Lately my list has been exponentially growing with minimal decreasing. These last few months have been a season of an intense learning curve, pushing me beyond comfort and “normalcy” and honestly stretching my weaknesses. I know it’s a good and necessary part of life in which God is molding me, changing me, and forcing me closer to him….but it’s also exhausting! You see, I’m a type-A planner, plotter, introverted recovering-perfectionist! My life is mostly cyclical in which through large transitions, there are tasks, lists, and I often “muscle-up” and start tackling the list without turning to God. It’s like I’m saying, “I got this God, relax a bit, I’ll handle it.” Until I inevitably find myself swamped, overwhelmed, exhausted, and distant from God and from my goal. Can anyone relate? I finally have a revelation of, “duh”….I’m doing all this on my own with an occasional prayer to Christ….I’m lost in the list! I usually have an emotional breakdown, finally release it to Christ, and then allow HIM to lead! And He lovingly works in me and helps me to grow and trust and release my weaknesses to Him. Each time I come out a little more polished.

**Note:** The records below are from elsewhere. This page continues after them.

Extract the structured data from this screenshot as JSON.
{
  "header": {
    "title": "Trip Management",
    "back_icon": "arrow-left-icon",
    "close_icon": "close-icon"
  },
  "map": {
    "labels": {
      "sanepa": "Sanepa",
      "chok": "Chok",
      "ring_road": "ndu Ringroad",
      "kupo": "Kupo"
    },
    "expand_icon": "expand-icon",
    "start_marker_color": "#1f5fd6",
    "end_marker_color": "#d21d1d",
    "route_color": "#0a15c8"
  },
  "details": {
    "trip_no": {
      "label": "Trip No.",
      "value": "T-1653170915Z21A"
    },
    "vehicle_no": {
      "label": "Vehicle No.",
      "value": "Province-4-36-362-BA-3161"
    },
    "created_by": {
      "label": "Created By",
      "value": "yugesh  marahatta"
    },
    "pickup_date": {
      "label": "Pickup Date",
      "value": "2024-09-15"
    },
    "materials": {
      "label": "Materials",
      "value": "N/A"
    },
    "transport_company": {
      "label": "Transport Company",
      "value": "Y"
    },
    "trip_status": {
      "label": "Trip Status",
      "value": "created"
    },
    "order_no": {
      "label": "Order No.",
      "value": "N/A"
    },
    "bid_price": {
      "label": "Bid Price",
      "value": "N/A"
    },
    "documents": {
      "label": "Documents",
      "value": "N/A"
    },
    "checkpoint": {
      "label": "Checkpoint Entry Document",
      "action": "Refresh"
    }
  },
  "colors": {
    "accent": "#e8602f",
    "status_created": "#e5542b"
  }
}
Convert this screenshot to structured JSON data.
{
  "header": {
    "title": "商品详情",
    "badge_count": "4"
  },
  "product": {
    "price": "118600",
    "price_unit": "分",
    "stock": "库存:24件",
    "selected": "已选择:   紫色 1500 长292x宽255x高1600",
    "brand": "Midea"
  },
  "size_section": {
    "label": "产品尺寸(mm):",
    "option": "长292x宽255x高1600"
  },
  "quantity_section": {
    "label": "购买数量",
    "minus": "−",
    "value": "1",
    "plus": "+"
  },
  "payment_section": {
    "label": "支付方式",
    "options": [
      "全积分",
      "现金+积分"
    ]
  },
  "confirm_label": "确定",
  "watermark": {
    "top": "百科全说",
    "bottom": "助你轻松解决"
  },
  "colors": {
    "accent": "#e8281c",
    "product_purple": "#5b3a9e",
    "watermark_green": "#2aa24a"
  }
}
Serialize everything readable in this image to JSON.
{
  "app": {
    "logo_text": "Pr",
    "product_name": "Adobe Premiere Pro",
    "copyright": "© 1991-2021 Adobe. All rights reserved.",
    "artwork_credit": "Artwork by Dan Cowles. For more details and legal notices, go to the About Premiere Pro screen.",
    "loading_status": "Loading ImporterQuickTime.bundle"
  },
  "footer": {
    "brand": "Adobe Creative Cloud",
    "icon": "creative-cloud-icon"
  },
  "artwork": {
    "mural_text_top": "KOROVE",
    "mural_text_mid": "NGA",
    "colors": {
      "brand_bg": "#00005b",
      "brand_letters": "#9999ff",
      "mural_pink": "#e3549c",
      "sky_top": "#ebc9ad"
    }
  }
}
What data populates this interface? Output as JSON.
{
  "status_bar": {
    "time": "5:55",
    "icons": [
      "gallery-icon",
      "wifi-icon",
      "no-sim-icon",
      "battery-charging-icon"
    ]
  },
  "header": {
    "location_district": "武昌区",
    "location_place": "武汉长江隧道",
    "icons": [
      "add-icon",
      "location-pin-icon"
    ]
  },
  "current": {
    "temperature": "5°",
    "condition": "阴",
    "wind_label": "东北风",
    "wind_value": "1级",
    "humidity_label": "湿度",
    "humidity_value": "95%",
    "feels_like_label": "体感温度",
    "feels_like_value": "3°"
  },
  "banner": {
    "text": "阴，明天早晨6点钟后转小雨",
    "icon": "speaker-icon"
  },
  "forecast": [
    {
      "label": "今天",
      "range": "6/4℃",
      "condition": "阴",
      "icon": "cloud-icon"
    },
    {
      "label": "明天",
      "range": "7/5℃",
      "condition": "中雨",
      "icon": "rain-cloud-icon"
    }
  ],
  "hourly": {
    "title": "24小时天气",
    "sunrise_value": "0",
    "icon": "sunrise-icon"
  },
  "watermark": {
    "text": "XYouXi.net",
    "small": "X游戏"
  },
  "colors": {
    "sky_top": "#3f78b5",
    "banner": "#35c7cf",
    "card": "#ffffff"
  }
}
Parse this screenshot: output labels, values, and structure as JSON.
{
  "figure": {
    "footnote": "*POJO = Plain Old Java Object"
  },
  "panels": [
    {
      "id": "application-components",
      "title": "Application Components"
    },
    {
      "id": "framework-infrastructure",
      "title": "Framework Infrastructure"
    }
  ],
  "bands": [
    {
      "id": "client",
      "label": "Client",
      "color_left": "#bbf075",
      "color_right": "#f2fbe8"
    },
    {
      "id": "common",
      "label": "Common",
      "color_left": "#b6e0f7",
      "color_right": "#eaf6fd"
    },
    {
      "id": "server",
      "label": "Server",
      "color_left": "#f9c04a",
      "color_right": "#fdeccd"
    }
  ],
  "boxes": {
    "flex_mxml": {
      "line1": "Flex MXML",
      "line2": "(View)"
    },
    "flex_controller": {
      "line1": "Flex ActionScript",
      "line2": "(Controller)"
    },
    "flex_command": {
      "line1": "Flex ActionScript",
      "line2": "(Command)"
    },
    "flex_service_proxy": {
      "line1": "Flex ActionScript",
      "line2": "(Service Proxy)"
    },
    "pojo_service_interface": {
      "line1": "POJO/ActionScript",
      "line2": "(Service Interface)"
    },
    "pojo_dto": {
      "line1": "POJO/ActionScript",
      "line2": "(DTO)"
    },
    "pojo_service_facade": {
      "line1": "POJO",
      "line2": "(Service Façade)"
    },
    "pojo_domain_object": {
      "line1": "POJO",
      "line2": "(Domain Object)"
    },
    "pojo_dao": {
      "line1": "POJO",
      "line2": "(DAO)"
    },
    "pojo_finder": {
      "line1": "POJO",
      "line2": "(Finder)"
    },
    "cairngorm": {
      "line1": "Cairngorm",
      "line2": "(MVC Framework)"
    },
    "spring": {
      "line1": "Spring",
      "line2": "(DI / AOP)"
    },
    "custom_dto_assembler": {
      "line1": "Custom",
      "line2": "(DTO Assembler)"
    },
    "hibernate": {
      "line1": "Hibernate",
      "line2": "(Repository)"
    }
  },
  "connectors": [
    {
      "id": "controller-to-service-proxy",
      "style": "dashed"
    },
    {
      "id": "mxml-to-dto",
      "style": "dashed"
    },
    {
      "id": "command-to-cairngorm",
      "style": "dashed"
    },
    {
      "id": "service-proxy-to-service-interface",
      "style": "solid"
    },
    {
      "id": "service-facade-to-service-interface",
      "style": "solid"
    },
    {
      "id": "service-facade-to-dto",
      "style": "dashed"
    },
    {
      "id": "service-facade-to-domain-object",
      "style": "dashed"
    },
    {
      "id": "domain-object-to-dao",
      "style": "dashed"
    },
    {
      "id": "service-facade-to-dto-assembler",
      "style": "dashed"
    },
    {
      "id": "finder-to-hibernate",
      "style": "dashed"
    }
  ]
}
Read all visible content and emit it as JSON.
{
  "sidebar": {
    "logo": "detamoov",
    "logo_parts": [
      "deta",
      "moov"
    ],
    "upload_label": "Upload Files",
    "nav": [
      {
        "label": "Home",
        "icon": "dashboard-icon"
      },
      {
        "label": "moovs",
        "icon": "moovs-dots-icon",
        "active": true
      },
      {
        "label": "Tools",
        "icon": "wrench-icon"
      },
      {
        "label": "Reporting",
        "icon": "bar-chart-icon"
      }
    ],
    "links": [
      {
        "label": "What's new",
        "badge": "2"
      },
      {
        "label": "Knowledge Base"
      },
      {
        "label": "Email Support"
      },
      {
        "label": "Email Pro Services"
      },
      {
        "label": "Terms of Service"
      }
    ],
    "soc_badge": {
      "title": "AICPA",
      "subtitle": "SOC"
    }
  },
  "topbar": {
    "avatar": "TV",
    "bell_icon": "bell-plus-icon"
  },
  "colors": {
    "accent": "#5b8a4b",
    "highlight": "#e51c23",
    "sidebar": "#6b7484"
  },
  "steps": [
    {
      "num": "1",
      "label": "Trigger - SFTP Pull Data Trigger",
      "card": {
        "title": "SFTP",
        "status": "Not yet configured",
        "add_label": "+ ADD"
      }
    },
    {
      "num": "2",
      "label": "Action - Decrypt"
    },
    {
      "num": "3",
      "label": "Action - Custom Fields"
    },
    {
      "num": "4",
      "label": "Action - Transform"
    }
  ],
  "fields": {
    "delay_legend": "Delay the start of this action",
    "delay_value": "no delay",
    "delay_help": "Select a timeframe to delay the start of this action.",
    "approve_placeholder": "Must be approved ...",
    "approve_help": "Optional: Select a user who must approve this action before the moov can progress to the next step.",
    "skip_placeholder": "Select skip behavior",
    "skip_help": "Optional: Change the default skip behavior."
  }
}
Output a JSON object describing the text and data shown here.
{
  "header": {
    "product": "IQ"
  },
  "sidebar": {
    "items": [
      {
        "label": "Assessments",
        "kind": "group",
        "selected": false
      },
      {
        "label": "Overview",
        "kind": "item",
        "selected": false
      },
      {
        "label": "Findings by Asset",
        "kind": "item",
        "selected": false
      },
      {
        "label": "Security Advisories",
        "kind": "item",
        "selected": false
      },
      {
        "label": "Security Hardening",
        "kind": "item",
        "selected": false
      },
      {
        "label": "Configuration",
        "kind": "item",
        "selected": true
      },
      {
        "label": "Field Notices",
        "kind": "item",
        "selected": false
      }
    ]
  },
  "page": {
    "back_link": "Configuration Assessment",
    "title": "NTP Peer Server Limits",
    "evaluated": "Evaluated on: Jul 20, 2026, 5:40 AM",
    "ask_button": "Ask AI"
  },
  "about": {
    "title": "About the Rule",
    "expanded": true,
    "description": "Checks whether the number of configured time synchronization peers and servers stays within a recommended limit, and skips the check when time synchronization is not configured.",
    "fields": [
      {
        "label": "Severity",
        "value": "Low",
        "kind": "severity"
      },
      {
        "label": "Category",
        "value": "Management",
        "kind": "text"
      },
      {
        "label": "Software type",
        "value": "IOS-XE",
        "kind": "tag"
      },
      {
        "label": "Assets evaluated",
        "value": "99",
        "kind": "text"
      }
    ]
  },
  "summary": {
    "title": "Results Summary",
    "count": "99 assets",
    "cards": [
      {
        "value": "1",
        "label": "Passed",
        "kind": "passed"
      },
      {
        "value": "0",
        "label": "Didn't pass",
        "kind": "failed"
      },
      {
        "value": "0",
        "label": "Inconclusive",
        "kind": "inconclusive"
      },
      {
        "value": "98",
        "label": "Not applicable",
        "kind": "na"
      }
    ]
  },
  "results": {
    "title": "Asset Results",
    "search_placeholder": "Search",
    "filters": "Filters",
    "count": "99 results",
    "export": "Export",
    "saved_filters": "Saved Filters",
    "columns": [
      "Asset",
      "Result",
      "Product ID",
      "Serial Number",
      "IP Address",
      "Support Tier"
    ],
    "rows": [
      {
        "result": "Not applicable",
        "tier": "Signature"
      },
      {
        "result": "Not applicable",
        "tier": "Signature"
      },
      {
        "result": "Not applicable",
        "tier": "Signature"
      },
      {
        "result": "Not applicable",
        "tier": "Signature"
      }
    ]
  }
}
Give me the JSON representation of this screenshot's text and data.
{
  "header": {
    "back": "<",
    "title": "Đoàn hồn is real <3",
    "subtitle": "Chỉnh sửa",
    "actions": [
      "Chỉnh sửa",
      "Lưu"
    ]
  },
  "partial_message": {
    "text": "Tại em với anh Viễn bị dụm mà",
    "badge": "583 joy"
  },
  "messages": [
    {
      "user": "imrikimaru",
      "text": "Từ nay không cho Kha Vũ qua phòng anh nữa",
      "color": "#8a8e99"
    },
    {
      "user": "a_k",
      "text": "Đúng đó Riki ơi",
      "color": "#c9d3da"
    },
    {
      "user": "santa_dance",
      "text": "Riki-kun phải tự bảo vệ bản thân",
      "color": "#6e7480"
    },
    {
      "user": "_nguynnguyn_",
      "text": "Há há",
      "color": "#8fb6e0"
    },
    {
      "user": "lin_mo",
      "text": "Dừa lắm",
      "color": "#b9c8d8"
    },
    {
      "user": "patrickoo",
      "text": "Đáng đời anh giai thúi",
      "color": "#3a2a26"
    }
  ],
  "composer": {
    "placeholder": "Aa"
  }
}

I wish I could say, I have only done this once….but again….it has been a cyclical trend and this week I found myself doing the same thing again! I finally came to the realization that I have been trying to do all of the things on my list ON MY OWN, instead of seeking God first and allowing Him room to guide me through this journey of planning and preparing for Thailand. I was on a walk after a frustrating disagreement with my husband and this realization of being “lost in the list” occurred to me as I walked by a bush!  No, the bush was not burning and talking to me. But for some reason something caught my eye about this ordinary looking bush. I stopped to take a closer look and discovered these tiny, beautiful flowers hidden and lost within the bush. I could relate to those beautiful, tiny flowers, lost in the overwhelmingly large bush. How often do we get “lost in the list” or lost in the ordinary day-to-day that we don’t allow Christ’s beauty, joy, love, and compassion to bloom and shine large and in charge? I don’t want to be a tiny flower, lost in the ordinary, never-ending list! I need to put God first, He will guide my day-to-day and I will bloom and shine all the more because of His great love!

Psalms 37:23-24 “The Lord directs the steps of the godly. He delights in every detail of their lives. Though they stumble, they will never fall, for the Lord holds them by the hand.”

Matthew 11:28 “Come to me, all you who are weary and burdened, and I will give you rest”

What are you lost in today? How can we pray for you?

Serving Him,

Alise

Today was the first Sunday our kids were with us at a new church. They were very anxious last night going to bed and Sydney said this morning that she “had butterflies in stomach.” The reality of change is kicking in for them! I was so thankful they could tell us how they felt, Gavin and Kolin both said, “I’m nervous and scared!” We validated their feelings and spoke about the adventure that God has called us on as a family….it has already begun! This is part of the adventure. God is already stretching us and growing all 5 of us in so many ways. We spoke about how all churches do things a little differently and I challenged them to find 1 or 2 things they liked about today’s church. Sydney liked talking to the people after the service. Gavin liked the merry-go-round on the playground. Kolin thought the ceiling and projector screens were really cool!  Hahaha! I love experiencing this journey through their eyes too! Please pray that they can be at peace and adaptable as we amp up our traveling and church visits!